From 2003 to 2007, Babinet was president of the French Art Directors Club and in June 2014, he presided over the press jury at the Cannes Lions International Festival of Creativity.

In May 2016, Forbes magazine selected Babinet as one of the world's ten best creative directors.

=== BETC ===

Babinet cofounded BETC, a French advertising agency, in 1995. Babinet has spoken extensively about what he believes sets BETC apart from other agencies. In an interview with Brazil's Meio & Mensagem publication, he claims the difference stems from two things: "The first is that we do not have a creative process formalized: No rules, no preconceived ideas." The second is that they "do not believe in the culture of globalization, a mold that fits all.
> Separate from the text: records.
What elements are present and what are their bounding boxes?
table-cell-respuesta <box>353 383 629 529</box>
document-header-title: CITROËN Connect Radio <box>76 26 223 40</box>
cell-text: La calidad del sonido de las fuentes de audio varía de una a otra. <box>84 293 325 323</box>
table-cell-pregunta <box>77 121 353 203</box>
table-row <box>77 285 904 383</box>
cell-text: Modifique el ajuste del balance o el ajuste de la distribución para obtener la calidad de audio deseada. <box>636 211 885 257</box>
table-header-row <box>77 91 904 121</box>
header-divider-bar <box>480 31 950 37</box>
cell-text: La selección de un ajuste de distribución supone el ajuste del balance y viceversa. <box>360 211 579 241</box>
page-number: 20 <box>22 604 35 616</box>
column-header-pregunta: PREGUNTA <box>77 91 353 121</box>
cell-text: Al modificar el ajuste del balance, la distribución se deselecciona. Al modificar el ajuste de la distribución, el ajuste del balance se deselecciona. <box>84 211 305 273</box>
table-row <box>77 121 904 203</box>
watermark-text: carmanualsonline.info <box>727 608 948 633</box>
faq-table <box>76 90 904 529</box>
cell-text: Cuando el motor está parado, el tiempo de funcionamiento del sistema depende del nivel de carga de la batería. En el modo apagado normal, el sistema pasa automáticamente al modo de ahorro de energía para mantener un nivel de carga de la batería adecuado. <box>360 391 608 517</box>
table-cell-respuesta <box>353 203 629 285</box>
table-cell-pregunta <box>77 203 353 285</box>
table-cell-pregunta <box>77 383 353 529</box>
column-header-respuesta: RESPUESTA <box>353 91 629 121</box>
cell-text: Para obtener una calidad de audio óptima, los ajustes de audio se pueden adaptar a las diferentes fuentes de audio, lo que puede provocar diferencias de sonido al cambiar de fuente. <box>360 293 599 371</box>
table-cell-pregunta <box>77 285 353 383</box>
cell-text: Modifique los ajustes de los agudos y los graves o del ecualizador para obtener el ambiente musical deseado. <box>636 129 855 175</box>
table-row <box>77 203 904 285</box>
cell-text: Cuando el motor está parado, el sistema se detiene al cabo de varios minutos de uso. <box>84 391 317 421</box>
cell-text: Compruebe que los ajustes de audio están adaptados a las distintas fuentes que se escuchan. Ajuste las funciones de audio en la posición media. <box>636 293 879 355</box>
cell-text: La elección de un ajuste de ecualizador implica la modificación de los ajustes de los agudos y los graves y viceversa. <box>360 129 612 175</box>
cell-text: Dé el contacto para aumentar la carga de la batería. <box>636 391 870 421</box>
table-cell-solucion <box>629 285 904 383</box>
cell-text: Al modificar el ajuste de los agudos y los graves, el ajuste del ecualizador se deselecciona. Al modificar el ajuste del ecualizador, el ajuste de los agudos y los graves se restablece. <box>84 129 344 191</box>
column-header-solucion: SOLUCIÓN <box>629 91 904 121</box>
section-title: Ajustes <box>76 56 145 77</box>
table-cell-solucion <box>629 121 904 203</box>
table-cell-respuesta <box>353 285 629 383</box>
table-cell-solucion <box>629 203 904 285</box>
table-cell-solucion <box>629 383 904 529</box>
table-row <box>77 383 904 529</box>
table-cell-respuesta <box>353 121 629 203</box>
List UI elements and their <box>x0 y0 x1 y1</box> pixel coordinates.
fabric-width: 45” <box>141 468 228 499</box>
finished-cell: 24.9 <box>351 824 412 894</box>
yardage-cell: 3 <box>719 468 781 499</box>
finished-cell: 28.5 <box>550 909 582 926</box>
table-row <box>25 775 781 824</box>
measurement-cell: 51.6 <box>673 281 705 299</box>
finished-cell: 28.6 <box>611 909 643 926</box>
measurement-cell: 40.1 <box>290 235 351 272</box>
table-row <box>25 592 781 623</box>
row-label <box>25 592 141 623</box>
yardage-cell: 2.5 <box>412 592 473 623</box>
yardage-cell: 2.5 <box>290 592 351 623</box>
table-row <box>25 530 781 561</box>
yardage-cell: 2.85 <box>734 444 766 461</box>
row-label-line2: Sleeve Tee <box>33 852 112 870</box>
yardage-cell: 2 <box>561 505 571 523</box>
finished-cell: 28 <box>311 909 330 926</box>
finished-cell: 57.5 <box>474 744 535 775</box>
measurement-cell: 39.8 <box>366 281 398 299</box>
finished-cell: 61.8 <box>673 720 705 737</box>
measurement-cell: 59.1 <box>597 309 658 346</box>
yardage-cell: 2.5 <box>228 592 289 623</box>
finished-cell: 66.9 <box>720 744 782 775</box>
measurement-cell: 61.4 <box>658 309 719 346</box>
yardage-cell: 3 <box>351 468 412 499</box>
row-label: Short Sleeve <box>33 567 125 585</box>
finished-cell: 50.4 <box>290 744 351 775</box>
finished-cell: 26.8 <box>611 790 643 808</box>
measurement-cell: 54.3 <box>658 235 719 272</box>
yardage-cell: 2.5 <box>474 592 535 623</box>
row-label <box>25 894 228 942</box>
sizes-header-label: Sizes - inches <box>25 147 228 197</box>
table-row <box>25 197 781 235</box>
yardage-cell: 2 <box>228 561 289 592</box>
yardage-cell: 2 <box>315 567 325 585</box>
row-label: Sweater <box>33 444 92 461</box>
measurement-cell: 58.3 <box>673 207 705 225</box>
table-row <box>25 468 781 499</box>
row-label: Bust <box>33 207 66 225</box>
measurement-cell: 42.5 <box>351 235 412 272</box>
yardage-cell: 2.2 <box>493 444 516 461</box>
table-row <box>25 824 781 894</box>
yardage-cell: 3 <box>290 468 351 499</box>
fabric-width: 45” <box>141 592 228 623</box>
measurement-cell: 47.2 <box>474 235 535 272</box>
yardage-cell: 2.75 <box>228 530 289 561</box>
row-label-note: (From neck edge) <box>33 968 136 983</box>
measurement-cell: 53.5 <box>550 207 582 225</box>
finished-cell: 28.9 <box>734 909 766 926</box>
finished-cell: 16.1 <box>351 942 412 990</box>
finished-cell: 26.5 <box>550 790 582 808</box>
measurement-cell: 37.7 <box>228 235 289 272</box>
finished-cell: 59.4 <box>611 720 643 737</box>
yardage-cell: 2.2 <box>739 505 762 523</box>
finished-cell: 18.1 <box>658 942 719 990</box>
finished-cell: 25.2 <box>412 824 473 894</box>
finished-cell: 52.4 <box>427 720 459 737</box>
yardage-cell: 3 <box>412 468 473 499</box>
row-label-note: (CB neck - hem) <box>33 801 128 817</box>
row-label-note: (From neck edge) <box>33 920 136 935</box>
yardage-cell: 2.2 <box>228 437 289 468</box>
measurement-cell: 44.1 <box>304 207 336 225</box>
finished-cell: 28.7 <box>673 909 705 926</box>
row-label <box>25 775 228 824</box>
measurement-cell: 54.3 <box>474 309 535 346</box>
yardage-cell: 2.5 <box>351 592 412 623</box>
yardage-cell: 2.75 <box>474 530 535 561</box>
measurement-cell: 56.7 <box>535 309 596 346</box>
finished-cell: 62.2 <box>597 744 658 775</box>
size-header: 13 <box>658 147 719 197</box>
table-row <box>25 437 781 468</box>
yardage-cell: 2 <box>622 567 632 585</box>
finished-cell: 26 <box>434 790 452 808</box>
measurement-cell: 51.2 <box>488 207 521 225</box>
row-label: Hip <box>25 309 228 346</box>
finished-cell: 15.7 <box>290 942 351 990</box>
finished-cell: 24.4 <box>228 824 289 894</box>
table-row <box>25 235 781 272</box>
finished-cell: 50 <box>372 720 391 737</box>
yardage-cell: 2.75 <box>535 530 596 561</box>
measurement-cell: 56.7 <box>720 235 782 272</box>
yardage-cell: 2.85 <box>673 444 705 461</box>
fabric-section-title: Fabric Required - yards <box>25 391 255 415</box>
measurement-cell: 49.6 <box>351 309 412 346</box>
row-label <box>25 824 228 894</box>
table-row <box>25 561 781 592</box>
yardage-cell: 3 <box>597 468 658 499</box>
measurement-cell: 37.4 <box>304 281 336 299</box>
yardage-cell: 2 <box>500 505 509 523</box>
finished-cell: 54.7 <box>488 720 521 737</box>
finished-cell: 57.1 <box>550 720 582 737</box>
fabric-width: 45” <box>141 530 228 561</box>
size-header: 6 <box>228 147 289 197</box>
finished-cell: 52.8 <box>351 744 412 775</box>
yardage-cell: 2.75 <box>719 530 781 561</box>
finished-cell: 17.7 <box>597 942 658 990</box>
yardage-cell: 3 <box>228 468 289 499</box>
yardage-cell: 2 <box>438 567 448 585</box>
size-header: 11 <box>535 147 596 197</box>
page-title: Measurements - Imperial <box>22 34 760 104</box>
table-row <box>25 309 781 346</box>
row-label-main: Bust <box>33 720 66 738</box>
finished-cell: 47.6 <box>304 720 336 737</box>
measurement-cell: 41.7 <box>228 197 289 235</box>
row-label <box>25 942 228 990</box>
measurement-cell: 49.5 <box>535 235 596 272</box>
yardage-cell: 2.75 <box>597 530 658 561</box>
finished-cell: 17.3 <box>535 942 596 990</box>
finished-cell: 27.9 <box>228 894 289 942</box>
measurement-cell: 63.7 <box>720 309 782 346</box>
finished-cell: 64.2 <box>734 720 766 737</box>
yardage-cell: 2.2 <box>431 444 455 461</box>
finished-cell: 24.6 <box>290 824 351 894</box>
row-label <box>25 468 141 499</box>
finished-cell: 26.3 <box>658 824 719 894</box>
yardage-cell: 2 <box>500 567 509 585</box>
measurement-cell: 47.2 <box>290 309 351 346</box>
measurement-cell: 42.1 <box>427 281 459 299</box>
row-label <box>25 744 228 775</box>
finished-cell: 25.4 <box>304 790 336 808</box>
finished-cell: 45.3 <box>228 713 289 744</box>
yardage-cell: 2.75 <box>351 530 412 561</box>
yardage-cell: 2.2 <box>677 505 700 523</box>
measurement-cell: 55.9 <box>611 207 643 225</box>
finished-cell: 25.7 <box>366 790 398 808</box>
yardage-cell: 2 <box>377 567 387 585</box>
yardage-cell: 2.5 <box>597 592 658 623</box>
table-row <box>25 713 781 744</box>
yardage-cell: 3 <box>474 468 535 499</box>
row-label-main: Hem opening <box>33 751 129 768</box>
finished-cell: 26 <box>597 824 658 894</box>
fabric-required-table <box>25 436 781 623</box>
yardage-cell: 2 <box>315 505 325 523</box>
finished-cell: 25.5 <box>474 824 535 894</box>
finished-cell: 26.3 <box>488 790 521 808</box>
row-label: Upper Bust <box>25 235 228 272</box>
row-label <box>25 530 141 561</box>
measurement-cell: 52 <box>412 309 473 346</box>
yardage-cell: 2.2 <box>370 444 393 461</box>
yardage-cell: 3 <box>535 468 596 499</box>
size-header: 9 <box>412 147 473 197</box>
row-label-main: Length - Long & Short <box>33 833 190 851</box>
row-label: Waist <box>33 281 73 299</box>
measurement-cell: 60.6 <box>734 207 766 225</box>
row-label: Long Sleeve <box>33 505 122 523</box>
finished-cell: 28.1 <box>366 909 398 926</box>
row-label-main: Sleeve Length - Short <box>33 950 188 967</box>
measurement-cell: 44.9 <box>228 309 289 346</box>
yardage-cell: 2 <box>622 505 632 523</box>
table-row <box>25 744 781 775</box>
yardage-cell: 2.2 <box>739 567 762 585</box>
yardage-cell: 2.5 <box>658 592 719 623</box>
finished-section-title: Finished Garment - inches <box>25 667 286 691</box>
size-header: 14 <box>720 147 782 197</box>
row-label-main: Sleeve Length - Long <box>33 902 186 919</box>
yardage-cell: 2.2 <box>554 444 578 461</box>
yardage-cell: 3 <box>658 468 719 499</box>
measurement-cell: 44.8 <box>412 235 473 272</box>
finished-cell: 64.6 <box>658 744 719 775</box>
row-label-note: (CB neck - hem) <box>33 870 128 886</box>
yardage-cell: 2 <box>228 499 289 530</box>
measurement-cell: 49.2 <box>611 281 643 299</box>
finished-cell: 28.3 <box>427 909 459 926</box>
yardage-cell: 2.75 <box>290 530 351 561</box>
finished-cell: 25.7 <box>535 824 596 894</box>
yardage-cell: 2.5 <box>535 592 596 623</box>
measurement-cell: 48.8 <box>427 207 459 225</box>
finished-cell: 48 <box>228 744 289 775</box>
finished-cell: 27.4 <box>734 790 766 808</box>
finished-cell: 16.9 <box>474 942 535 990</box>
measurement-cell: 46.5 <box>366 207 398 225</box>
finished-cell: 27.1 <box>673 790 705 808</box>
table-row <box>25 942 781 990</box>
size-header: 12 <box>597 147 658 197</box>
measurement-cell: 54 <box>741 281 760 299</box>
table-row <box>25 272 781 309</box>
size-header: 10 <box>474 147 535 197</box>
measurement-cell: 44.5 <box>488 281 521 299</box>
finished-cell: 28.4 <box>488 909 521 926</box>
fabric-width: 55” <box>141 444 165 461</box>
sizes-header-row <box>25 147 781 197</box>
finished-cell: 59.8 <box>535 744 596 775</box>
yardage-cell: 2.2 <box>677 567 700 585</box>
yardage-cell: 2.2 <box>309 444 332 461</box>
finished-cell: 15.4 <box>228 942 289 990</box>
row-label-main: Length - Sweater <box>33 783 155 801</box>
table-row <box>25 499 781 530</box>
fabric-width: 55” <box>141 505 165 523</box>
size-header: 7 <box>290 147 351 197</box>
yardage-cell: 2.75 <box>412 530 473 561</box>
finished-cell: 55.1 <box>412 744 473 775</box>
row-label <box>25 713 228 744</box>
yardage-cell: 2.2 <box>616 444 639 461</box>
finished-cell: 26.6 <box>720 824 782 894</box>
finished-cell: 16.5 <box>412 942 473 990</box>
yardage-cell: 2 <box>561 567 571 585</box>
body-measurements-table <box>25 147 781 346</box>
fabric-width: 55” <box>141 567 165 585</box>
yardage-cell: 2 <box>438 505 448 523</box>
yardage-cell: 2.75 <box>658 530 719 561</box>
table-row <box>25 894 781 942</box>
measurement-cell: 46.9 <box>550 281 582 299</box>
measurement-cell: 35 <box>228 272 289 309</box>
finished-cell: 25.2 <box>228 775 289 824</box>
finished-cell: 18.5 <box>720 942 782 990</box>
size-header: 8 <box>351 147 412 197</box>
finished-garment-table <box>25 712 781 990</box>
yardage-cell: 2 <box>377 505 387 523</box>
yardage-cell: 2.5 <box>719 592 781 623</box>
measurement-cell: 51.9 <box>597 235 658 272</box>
We believe that a strong brand globally needs to have powerful roots."
Building on that last idea, Babinet has said BETC makes a conscious effort to separate itself from how people perceive the French, a culture he calls "unique" but something people either "love or hate". He considers BETC an "international brand" that retains a French identity because of its work with renowned French brands, such as Air France, Evian and Lacoste.
On advertising in general, Babinet has said he finds "simplicity is the most difficult of all to achieve".

In 2008, Babinet wrote the book ‘'BETC Paris'’. The book is an overview of BETC's trajectory, work and agency culture, with a special focus on its efforts in music, fashion, design and photography.

BETC London was opened in 2011. In 2014, BETC São Paulo was opened.

Babinet continues to act as global creative director for several of BETC's largest clients, including Air France and Evian, whose “Rollerbabies” campaign was listed in the Guinness Book of World Records as the most-viewed online ad to date (45,166,109 views at the time of its 2009 distinction).

In July 2016 BETC moved to Les Magasins généraux in Pantin.

== Personal life ==

Babinet was born in 1957 in the Paris suburb of Suresnes. His father is a university law professor and his mother operates an independent children's bookstore in Strasbourg.